Chinese President Xi Jinping reportedly made a rare visit to the controversy-laden region of Xinjiang this week, where his government has been accused of abuses against Uyghur and other Turkic minorities of the Muslim faith.
What Happened: Xi made his first and a rare trip to the remote region of Xinjiang, according to Xinhua, where his “strike hard” campaign led to strained ties with the U.S. over alleged human rights abuses.
The state media said that Xi, also general secretary of the Communist Party of China Central Committee, made an “inspection” of Urumqi’s western region, where he “called for strengthening party organizations” and offering services “to benefit residents of all ethnic groups.”
Xi spent the last two days in the region and lauded it as a “hub in Belt and Road cooperation.” He also visited a museum where he urged for “better preservation” of minority groups’ cultural heritage.
Why It Matters: The President’s visit came days after he visited Hong Kong to celebrate its 25th anniversary of Chinese rule, which experts see as his way of demonstrating national unity when he seeks to lengthen his term as the Chinese President.
Xi’s comments were “clearly attempts to respond to the international criticism and voluminous evidence of his regime’s assimilationist policies,” James Millward, professor of history at Georgetown University, told Bloomberg.

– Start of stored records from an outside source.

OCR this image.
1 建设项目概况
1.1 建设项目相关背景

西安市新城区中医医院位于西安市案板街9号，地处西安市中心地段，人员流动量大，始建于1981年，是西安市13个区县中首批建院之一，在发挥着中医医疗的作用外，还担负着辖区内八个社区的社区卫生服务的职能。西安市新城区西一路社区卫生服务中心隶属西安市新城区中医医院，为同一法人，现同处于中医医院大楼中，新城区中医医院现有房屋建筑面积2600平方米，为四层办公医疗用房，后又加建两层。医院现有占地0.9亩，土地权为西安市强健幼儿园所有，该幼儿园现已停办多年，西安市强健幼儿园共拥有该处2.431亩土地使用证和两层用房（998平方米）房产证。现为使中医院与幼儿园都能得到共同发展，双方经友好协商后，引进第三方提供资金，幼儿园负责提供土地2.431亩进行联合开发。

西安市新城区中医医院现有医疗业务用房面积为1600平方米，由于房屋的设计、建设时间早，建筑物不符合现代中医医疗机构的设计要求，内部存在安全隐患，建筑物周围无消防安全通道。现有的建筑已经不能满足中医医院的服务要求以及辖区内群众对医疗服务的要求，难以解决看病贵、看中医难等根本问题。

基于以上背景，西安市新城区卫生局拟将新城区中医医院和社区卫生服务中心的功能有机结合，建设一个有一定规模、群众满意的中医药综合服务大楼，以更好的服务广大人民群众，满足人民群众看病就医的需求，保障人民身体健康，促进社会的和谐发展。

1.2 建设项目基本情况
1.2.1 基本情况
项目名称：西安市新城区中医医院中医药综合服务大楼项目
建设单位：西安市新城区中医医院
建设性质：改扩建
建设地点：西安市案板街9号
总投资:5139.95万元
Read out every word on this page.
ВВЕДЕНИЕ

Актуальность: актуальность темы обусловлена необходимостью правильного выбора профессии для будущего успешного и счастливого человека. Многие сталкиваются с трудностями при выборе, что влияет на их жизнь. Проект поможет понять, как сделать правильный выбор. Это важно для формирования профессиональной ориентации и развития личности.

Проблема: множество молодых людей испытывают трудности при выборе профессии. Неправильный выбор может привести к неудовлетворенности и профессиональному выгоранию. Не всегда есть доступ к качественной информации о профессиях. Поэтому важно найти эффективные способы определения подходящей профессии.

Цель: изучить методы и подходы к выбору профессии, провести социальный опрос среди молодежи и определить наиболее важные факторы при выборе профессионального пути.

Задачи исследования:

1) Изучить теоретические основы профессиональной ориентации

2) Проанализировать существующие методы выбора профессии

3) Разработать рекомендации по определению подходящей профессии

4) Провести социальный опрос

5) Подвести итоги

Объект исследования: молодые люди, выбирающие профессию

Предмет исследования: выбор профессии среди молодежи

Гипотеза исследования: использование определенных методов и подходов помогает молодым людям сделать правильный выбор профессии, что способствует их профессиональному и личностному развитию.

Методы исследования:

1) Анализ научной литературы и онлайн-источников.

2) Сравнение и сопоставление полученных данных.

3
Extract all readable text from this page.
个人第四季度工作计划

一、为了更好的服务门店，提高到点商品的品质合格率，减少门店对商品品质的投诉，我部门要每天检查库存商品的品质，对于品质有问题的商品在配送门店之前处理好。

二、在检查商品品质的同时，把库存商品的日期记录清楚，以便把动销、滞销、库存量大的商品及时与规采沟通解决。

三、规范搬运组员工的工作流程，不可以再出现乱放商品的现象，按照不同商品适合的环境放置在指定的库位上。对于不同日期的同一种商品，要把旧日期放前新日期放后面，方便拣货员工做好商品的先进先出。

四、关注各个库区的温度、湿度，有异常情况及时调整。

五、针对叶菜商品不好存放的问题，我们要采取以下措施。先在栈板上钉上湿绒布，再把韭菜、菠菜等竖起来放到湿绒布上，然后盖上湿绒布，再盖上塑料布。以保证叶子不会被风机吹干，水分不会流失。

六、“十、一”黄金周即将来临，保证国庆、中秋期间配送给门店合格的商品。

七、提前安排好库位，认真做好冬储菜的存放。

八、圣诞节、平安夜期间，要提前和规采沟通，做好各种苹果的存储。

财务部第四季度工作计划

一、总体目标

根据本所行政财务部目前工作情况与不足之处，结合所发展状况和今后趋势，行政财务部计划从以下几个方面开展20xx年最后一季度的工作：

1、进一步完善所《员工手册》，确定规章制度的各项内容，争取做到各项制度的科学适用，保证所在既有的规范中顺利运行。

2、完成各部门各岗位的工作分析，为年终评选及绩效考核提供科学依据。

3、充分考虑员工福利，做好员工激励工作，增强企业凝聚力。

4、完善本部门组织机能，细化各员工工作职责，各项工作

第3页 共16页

The ‘Strike Hard’ Campaign: In 2014, Xi’s government ordered authorities to “strike hard” against violence in the region. Several investigative reports alleged the government swept an estimated 1 million Uyghurs and other local ethnic minorities into detention camps for offenses such as having a beard or downloading certain apps to phones.
The U.S. had condemned China for its acts and said those detention camps were a part of its campaign of genocide against the Muslim Uyghurs. However, Beijing denied such claims, saying China was fighting terrorism and dubbed the detention facilities as ‘vocational training centers.’